Si è fatto notare, ma non troppo, per il fatto di possedere una delle voci più versatili, calde, taglienti, camaleontiche, duttili e incredibilmente estese che il panorama italiano ricordi dai tempi del compianto Demetrio Stratos, ma questa è un'altra storia..

Nel 2005 il buon De Leo saluta tutti, mette le sue cose in un fagottino a quadretti bianchi e rossi, lo lega all'estremità di un bastone e si avvia, solo soletto, alla scoperta del mondo.

Da quel momento in poi non se ne sa più nulla, a parte qualche uscita insieme all'amico ed ottimo chitarrista Fabrizio Tarroni, che lo accompagnerà anche in questa prima avventura solista "Vago Svanendo".

In questo primo lavoro del poliedrico e folle artista troviamo idee e composizioni che, nello standardizzato panorama musicale italiano, sembreranno obsolete e incomprensibili ai più, ma, alle orecchie di chi ne ha un po' pieni gli zebedei di D'Alessio, Pausini, Ferro e compagnia bella, troverà piacevolmente sorprendenti e finalmente distanti anni luce da quello che di solito ci propinano le radio o i soliti canali musicali.

Troveremo composizioni jazz con orchestra di 25 elementi ("Big Stuff", rivisitazione di un classico di Leonard Bernstein), oppure pezzi arrangiati con strumenti giocattolo e linguaggio rimaneggiato per bambini ("Bambino marrone") dove, per far capire il genio e sregolatezza di De Leo e soci, i suoni gravi del basso elettrico sono stati ottenuti montando un pick-up per chitarra elettrica su di una chitarrina giocattolo e utilizzando un octaver, per abbassare la tonalità delle note.
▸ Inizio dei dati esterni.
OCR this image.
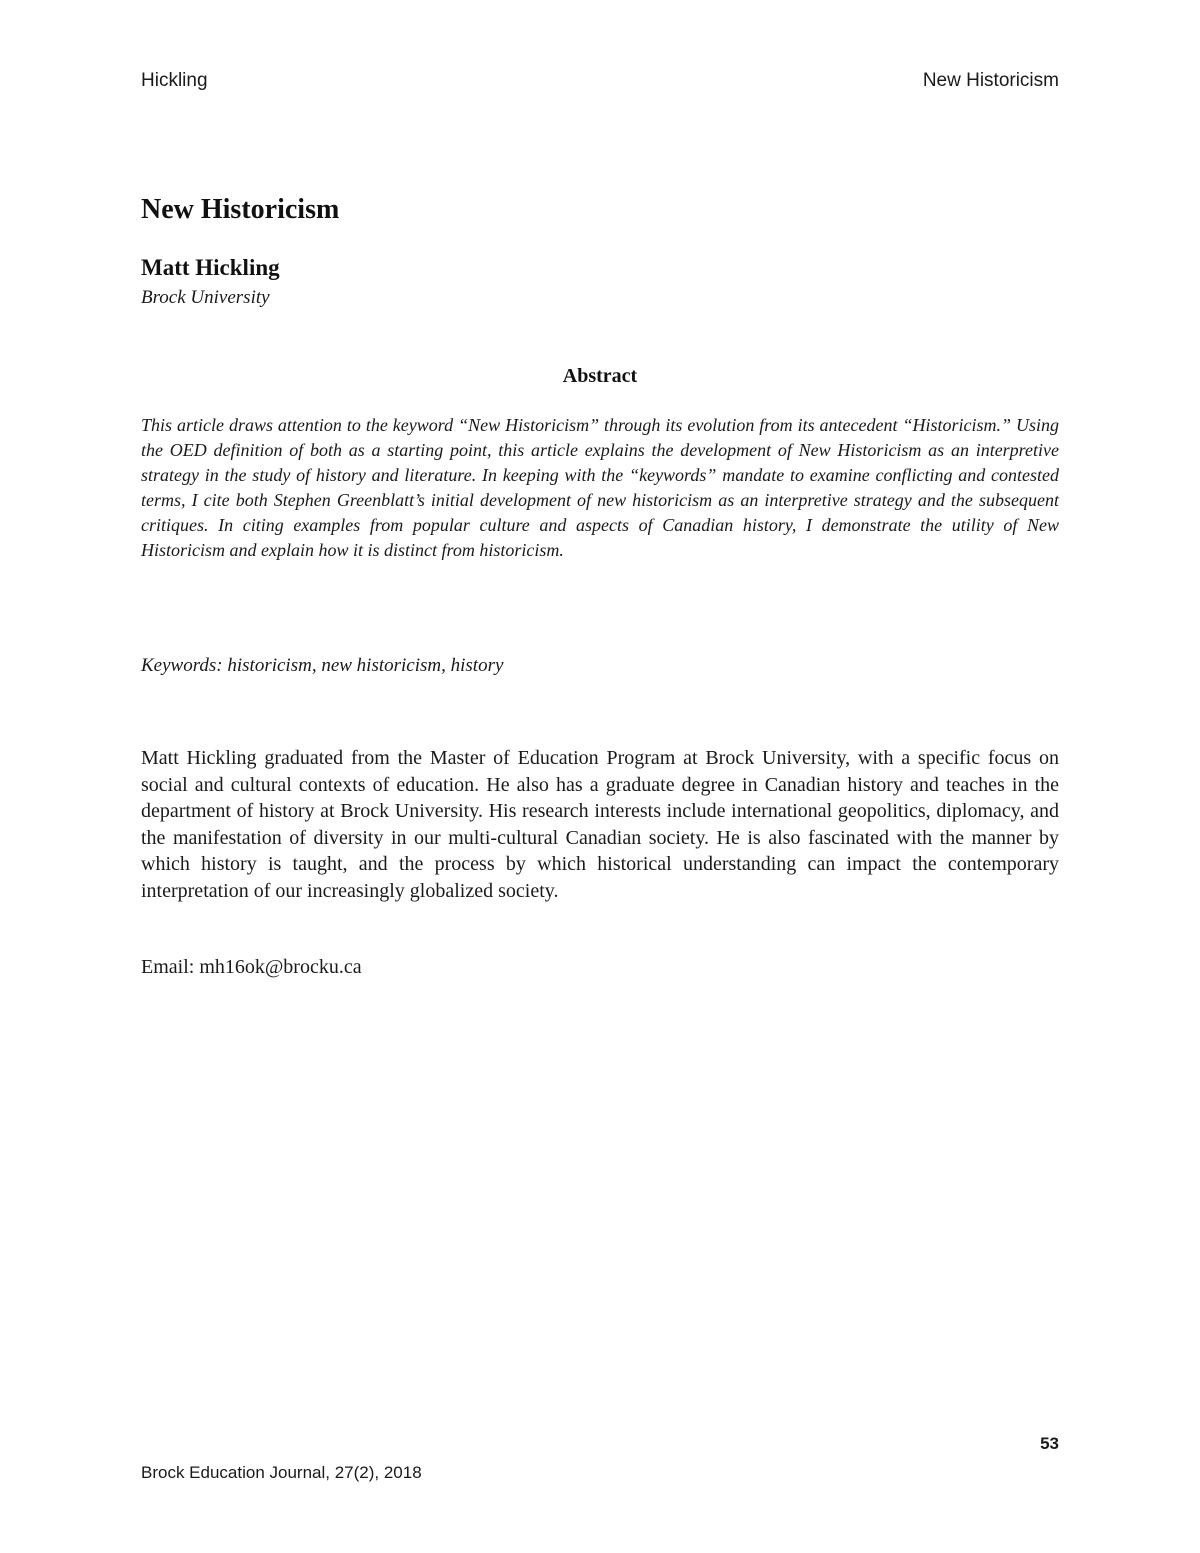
Hickling	New Historicism
New Historicism
Matt Hickling
Brock University
Abstract

This article draws attention to the keyword “New Historicism” through its evolution from its antecedent “Historicism.” Using the OED definition of both as a starting point, this article explains the development of New Historicism as an interpretive strategy in the study of history and literature. In keeping with the “keywords” mandate to examine conflicting and contested terms, I cite both Stephen Greenblatt’s initial development of new historicism as an interpretive strategy and the subsequent critiques. In citing examples from popular culture and aspects of Canadian history, I demonstrate the utility of New Historicism and explain how it is distinct from historicism.

Keywords: historicism, new historicism, history

Matt Hickling graduated from the Master of Education Program at Brock University, with a specific focus on social and cultural contexts of education. He also has a graduate degree in Canadian history and teaches in the department of history at Brock University. His research interests include international geopolitics, diplomacy, and the manifestation of diversity in our multi-cultural Canadian society. He is also fascinated with the manner by which history is taught, and the process by which historical understanding can impact the contemporary interpretation of our increasingly globalized society.

Email: mh16ok@brocku.ca

53
Brock Education Journal, 27(2), 2018
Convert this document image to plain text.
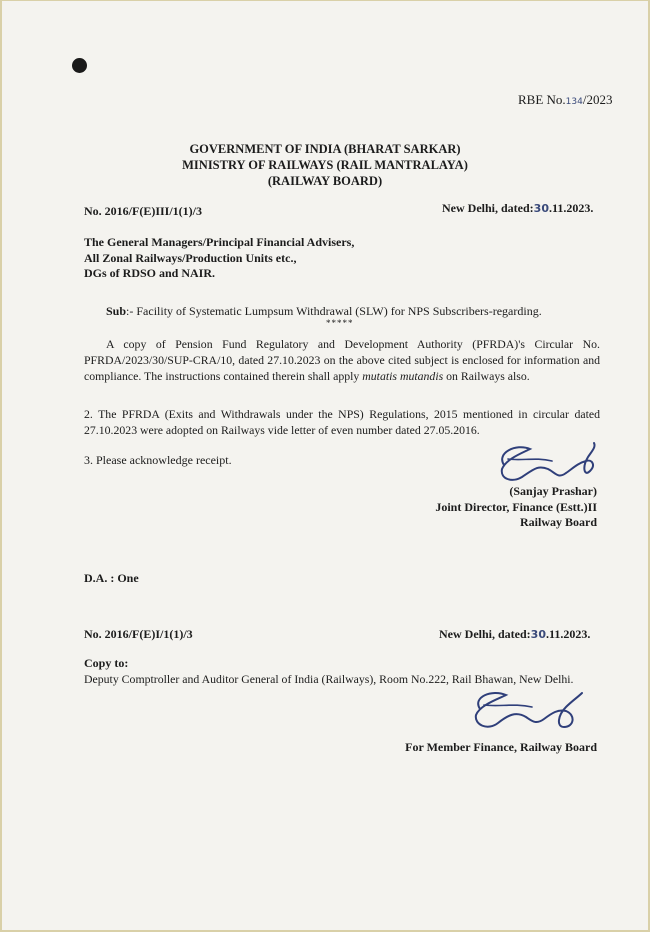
RBE No.134/2023
GOVERNMENT OF INDIA (BHARAT SARKAR)
MINISTRY OF RAILWAYS (RAIL MANTRALAYA)
(RAILWAY BOARD)
No. 2016/F(E)III/1(1)/3	New Delhi, dated:30.11.2023.
The General Managers/Principal Financial Advisers,
All Zonal Railways/Production Units etc.,
DGs of RDSO and NAIR.
Sub:- Facility of Systematic Lumpsum Withdrawal (SLW) for NPS Subscribers-regarding.
*****
A copy of Pension Fund Regulatory and Development Authority (PFRDA)'s Circular No. PFRDA/2023/30/SUP-CRA/10, dated 27.10.2023 on the above cited subject is enclosed for information and compliance. The instructions contained therein shall apply mutatis mutandis on Railways also.
2. The PFRDA (Exits and Withdrawals under the NPS) Regulations, 2015 mentioned in circular dated 27.10.2023 were adopted on Railways vide letter of even number dated 27.05.2016.
3. Please acknowledge receipt.
(Sanjay Prashar)
Joint Director, Finance (Estt.)II
Railway Board
D.A. : One
No. 2016/F(E)I/1(1)/3	New Delhi, dated:30.11.2023.
Copy to:
Deputy Comptroller and Auditor General of India (Railways), Room No.222, Rail Bhawan, New Delhi.
For Member Finance, Railway Board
In "Tilt" il tempo è ottenuto percuotendo il clarinetto basso e sfruttando il rumore che si ottiene aprendo e chiudendo le chiavi dello strumento a fiato, mentre in "Freak Ship" il campionamento della voce di John in ogni sua possibile forma, è stato coadiuvato da un ventilatore per avere un effetto Anni '60 e da un karaoke giocattolo.

A queste undici tracce che si legano perfettamente l'una all'altra anche se con arrangiamenti e ritmi completamente diversi, si unisce un dvd con monologo di Alessandro Bergonzoni, vari cortometraggi e galleria fotografica.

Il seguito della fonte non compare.